Date of Award

5-2011

Document Type

Dissertation

Degree Name

Doctor of Philosophy (PhD)

Program

Biomedical Sciences

Track

Microbial Pathogenesis, Immunology, and Inflammation

Research Advisor

Richard J. Webby, Ph.D.

Committee

Julia L. Hurwitz, Ph.D. Tony Marion, Ph.D. Mark Y. Sangster, Ph.D. Michael Whitt, Ph.D.

Keywords

Adjuvants, H5N1, Influenza, MF59, Vaccines

Abstract

Human influenza pandemics occur when influenza viruses to which the population has little or no immunity emerge and acquire the ability to transmit among humans. Since their emergence in 1996, human infections with highly pathogenic avian influenza A (H5N1) viruses presented a serious public health challenge. Additionally, H5N1 viruses caused significant agricultural and economic losses in the communities it has affected. Human infections with these viruses are rare but when they occur, these infections are highly fatal. A greater public health concern stems from the rapid evolution displayed by these viruses so far, which in turn might result in viruses able to cause sustained and widespread human‑to‑human transmission.

The development of H5N1 vaccines that can induce protective antibody responses is the cornerstone of the global efforts to address this pandemic threat. However, it was repeatedly shown in clinical trials that (at comparable antigen doses) candidate human H5N1 influenza vaccines generally elicit lower immune responses than seasonal human influenza vaccines. In addition, the evolution of H5N1 viruses into at least 10 antigenically distinct clades and multiple subclades suggests that an optimal H5N1 vaccine should confer cross-reactivity against H5N1 viruses from other clades. Therefore, the WHO has recommended the use of adjuvants especially the oil‑in‑water emulsions (such as MF59) in combination with H5N1 split or subunit vaccines. While the ability of these adjuvants to generally boost the vaccine-specific antibody titers has been well documented, the question of how adjuvants modulate the quality of such responses remains largely unanswered.

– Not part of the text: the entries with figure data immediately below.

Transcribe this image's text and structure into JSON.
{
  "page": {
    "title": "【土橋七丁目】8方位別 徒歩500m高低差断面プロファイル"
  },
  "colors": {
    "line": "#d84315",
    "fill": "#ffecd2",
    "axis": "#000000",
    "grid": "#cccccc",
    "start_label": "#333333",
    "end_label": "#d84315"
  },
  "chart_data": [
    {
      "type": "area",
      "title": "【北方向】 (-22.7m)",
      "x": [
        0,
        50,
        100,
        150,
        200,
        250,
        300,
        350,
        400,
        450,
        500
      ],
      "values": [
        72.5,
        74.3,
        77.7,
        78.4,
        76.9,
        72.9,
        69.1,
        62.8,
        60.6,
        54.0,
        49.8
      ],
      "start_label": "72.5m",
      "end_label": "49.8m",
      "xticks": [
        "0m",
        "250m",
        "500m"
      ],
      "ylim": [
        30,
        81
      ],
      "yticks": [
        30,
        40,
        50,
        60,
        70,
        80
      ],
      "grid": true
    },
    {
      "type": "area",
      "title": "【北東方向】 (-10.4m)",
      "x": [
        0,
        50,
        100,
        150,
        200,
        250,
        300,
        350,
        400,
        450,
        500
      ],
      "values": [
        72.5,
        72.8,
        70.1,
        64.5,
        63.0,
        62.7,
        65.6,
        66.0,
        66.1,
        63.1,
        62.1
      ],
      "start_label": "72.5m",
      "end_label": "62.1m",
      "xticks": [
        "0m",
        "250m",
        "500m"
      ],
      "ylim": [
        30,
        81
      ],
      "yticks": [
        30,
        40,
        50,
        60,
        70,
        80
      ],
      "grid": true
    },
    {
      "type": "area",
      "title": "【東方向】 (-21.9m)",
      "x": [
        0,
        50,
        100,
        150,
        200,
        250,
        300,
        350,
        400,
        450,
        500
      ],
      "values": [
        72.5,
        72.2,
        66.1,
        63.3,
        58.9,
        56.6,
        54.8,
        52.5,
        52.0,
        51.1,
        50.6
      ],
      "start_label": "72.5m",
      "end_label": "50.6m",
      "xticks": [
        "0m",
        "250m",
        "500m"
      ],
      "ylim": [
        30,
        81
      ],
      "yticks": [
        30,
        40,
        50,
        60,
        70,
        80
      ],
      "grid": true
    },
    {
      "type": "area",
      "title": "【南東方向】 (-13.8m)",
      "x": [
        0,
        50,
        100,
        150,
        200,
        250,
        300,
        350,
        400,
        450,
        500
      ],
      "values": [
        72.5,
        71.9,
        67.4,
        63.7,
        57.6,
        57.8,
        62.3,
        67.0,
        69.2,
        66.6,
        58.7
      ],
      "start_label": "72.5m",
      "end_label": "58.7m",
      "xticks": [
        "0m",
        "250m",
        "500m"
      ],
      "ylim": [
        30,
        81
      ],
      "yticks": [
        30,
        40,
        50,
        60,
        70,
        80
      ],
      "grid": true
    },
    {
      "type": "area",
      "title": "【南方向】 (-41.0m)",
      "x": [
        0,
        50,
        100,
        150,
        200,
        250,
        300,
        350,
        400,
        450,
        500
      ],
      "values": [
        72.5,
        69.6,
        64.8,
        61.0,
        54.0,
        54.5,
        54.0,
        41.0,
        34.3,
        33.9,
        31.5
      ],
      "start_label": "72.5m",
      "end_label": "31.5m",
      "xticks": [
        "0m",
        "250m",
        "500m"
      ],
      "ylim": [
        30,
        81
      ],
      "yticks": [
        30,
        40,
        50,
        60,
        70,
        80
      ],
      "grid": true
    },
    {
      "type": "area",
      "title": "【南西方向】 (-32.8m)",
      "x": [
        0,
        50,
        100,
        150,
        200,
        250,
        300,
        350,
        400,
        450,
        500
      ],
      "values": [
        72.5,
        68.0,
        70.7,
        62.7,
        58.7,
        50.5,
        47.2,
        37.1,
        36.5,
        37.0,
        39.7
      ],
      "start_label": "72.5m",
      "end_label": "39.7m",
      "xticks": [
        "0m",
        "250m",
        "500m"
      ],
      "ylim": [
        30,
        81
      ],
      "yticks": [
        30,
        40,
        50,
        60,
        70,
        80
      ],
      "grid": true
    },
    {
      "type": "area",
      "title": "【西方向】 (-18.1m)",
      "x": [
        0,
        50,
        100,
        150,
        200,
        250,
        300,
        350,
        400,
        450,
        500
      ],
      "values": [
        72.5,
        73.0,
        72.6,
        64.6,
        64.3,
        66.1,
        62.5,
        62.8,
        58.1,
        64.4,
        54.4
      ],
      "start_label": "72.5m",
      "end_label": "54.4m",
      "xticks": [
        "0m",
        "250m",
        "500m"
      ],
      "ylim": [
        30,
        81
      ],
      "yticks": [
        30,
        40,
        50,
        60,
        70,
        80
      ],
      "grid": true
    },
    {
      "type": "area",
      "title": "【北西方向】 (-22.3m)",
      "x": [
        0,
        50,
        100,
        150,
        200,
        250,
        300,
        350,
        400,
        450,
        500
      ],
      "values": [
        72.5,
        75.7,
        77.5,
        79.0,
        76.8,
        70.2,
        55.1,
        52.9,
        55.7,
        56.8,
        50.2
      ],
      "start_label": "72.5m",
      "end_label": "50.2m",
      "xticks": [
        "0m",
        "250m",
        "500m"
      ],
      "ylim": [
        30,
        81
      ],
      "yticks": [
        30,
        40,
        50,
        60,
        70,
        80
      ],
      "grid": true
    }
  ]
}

First, we studied the impact of two adjuvants that are licensed with human influenza vaccines, MF59 and alum on the kinetics of developing protective antibody responses to subunit H5N1 vaccines in the ferret model. With a single immunization regimen, we found that including adjuvants in the vaccine formulation was essential for protection against a lethal H5N1 virus challenge. Adjuvanted vaccines provided protection against lethality when administered as early as 7 days prior to challenge and protection against challenge-associated morbidity when administered 14 days or longer prior to challenge.

We also examined the breadth of the antibody responses to adjuvanted vs. unadjuvanted H5N1 vaccines. Previous studies have suggested that the oil‑in‑water emulsion adjuvanted vaccines did not only elicit higher antibody titers against homologous H5N1 strains, but also against representative isolates of different clades. Our data clearly showed that indeed MF59‑adjuvanted H5N1 vaccines elicited a quantitatively greater H5‑specific antibody response than the alum‑adjuvanted or the unadjuvanted vaccine. However, for the most part, the specificity of these antibodies as determined by binding to H5 antigen microarray and competitive ELISA assays was not different than induced by alum or vaccine alone.

Finally, we tested the contribution of the cytosolic innate immune sensing complex known as the NLRP3 (also known as cryopyrin, CIAS1, or Nalp3) inflammasome is in the adjuvant effect of MF59. It was recently shown that activation of the NLRP3 inflammasome is essential for the adjuvant effect of alum. Our data clearly demonstrated that while the NLRP3 is dispensable for the antibody responses to MF59‑adjuvanted H5N1 vaccines, ablation of the adapter molecule ASC abrogated these responses.